Ich fand das auch spannend. Jetzt weiss ich, dass es mehr gibt als Fisch, Beeren und Wurzelgemüse 😊
Graupenrisotto mit Rhabarberblättern? Das klingt spannend. Wann kommen denn die Blätter in das Risotto? Von Anfang an oder erst am Schluss? Wusste gar nicht, dass die Blätter überhaupt essbar sind.
Ich bin grade unterwegs. Wenn ich wieder zuhause bin, so gegen Sonntag, schaue ich für dich nach.
So, jetzt: also, da kommen 2-3 zarte Rhababerblätter auf 230 gr. Graupen. Die Rhabarberblätter werden gehackt und mit den Graupen gegart.
Das Buch ist spannend, hatte es auch schon ein paar mal in der Hand, aber die „Exotischen Zutaten“ haben mich immer wieder abgeschreckt. Mal schauen beim nächsten mal vielleicht 😉 die Ente lacht mich auch gerade an 😀
Ja, manches ist nicht so leicht zu besorgen. Wobei mich Elchgulasch ja schon mal interessieren würde 😊
Allein dieses herrliche Cover-Foto, da könnte ich auf die Knie gehen… Klingt sehr interessant! Und eventuell auch etwas nachkochbarer als die Rezepte aus dem Noma-Kochbuch, das ganz zauberhaft ist, in dem es aber vor Zutaten wie Birkensaft, Schilfrohr und Moos nur so wimmelt, die selbst im Skandinavien-Urlaub wohl nicht so leicht zu bekommen sind ;-).
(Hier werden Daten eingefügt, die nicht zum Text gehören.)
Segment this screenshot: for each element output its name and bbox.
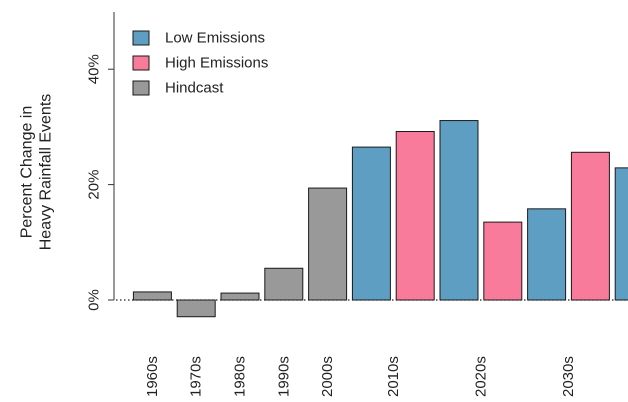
x-category-label: 1990s <box>275 356 292 397</box>
x-category-label: 2030s <box>560 356 577 397</box>
legend-label: Low Emissions <box>165 30 265 47</box>
bar-hindcast <box>264 267 304 301</box>
bar-hindcast <box>220 292 260 301</box>
bar-hindcast <box>308 187 348 301</box>
y-tick-label: 0% <box>86 289 103 311</box>
legend: Low Emissions High Emissions Hindcast <box>132 30 268 97</box>
legend-swatch <box>132 80 150 96</box>
legend-label: High Emissions <box>165 55 268 72</box>
bar-low-emissions <box>527 208 567 301</box>
x-category-label: 2010s <box>385 356 402 397</box>
x-category-label: 1960s <box>144 356 161 397</box>
bar-low-emissions <box>439 120 479 301</box>
y-axis-title-line: Heavy Rainfall Events <box>38 94 55 251</box>
bar-hindcast <box>132 291 172 301</box>
bar-hindcast <box>176 299 216 318</box>
x-axis-labels: 1960s 1970s 1980s 1990s 2000s 2010s 2020s 2030s… <box>144 356 577 397</box>
bars-group <box>132 120 628 318</box>
legend-swatch <box>132 30 150 46</box>
bar-high-emissions <box>395 131 435 301</box>
x-category-label: 1980s <box>232 356 249 397</box>
y-axis-title-line: Percent Change in <box>19 106 36 239</box>
y-tick-label: 40% <box>86 54 103 84</box>
y-tick-label: 20% <box>86 170 103 200</box>
legend-label: Hindcast <box>165 80 224 97</box>
bar-low-emissions <box>351 146 391 301</box>
bar-high-emissions <box>483 221 523 301</box>
bar-high-emissions <box>570 151 610 301</box>
bar-low-emissions <box>614 167 628 301</box>
x-category-label: 1970s <box>188 356 205 397</box>
y-axis: 0% 20% 40% <box>86 12 115 311</box>
x-category-label: 2000s <box>319 356 336 397</box>
x-category-label: 2020s <box>472 356 489 397</box>
y-axis-title: Percent Change in Heavy Rainfall Events <box>19 94 55 251</box>
legend-swatch <box>132 55 150 71</box>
Ist dieses Buch hier denn eher fleischlastig oder würde ich auch als Vegetarierin fündig?
Also, es gibt schon Rezepte mit Fleisch und ein eigenes Kapitel für Fisch. Aber ich denke, es bleibt noch genug für dich übrigens. Manche Zutat hat mich kurz die Stirn runzeln lassen…. aber letztlich ist das meiste verfügbar. So exklusiv wie bei Noma ist es nicht…. Auch wenn der Kräutersammler Rittner einen extra Artikel wert ist.
Dann klingt das Buch um so interessanter – danke für die Info!